Rows of lemongrass plants can be used as a divider in gardens – this barrier can help contain more invasive plants like sweet potato and also as a barrier to prevent weed growth in vegetable gardens.
The plant is also used to control soil erosion.
The extracted oil is a yellow or amber liquid, slightly viscous, with a strong, sweet, fresh herbaceous, citric and lemon-like, herbaceous or tea-like odor. The essential oil is produced by steam distillation of freshly cut leaves, or it can be extracted using alcohol.
The main chemical constituent of the oil is citral, which is a mixture of geranium (50%) and neral (30%) stereoisomers; minor components include limonene, linalool, geraniol and myrcene.
Cymbopogon flexuosus essential oil is said to have antibacterial, antifungal and anticancer effects.

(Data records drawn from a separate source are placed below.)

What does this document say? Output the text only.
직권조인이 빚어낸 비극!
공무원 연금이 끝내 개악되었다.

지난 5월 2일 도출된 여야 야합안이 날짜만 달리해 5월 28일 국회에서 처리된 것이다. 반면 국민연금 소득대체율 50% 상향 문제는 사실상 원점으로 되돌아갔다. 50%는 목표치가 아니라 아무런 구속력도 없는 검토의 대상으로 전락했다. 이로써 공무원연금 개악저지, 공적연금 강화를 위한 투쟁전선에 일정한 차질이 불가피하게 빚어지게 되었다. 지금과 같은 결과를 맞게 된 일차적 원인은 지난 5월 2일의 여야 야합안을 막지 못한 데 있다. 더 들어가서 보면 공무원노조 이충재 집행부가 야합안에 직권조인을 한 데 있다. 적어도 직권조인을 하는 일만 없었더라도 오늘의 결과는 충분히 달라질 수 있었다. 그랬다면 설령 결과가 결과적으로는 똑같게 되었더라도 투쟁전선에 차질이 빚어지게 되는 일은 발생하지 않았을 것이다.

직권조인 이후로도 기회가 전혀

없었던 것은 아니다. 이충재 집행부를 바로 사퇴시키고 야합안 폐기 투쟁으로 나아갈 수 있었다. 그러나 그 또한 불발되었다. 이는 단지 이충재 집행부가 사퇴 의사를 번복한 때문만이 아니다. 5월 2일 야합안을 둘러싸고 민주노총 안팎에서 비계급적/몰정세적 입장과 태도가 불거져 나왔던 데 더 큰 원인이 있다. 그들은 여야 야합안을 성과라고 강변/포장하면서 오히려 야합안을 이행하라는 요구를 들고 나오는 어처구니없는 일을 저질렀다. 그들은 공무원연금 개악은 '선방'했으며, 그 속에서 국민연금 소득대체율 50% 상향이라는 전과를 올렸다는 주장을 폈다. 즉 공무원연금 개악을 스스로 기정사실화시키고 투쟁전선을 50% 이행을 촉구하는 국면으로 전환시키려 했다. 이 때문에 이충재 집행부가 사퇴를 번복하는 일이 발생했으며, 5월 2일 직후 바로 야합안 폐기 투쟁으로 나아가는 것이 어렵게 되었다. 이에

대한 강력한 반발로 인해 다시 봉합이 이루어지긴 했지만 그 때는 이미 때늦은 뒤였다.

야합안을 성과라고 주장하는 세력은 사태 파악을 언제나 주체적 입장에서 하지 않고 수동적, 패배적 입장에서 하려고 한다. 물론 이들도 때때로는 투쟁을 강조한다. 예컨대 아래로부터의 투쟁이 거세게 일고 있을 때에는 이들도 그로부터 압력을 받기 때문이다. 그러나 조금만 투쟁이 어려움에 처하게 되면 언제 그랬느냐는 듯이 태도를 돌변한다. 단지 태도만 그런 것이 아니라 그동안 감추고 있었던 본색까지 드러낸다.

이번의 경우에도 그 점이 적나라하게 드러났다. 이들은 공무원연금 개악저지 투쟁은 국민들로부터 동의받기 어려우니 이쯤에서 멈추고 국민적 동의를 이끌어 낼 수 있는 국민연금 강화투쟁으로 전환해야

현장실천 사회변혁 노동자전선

Studies have shown that C. flexuosus essential oil significantly suppresses HSP90 gene expression (a heat shock protein with a molecular weight of approximately 90 kDa). The cytotoxicity of the compounds was tested by MTT assay and gene expression studies were conducted using HEK-293 and MCF-7 cells.

Preparation Method –
The food uses of this plant are similar to those of Cymbopogon citratus.

Guido Bissanti

Sources
– Acta Plantarum – Flora of the Italian Regions.
– Wikipedia, the free encyclopedia.
– Useful Tropical Plants Database.
– Conti F., Abbate G., Alessandrini A., Blasi C. (edited by), 2005. An annotated checklist of the Italian vascular flora, Palombi Editore.
– Pignatti S., 1982. Flora of Italy, Edagricole, Bologna.
– Treben M., 2000. Health from the Lord’s Pharmacy, Advice and experiences with medicinal herbs, Ennsthaler Editore.

Warning: Pharmaceutical applications and alimurgical uses are indicated for informational purposes only, they do not represent in any way a medical prescription; therefore no responsibility is taken for their use for curative, aesthetic or food purposes.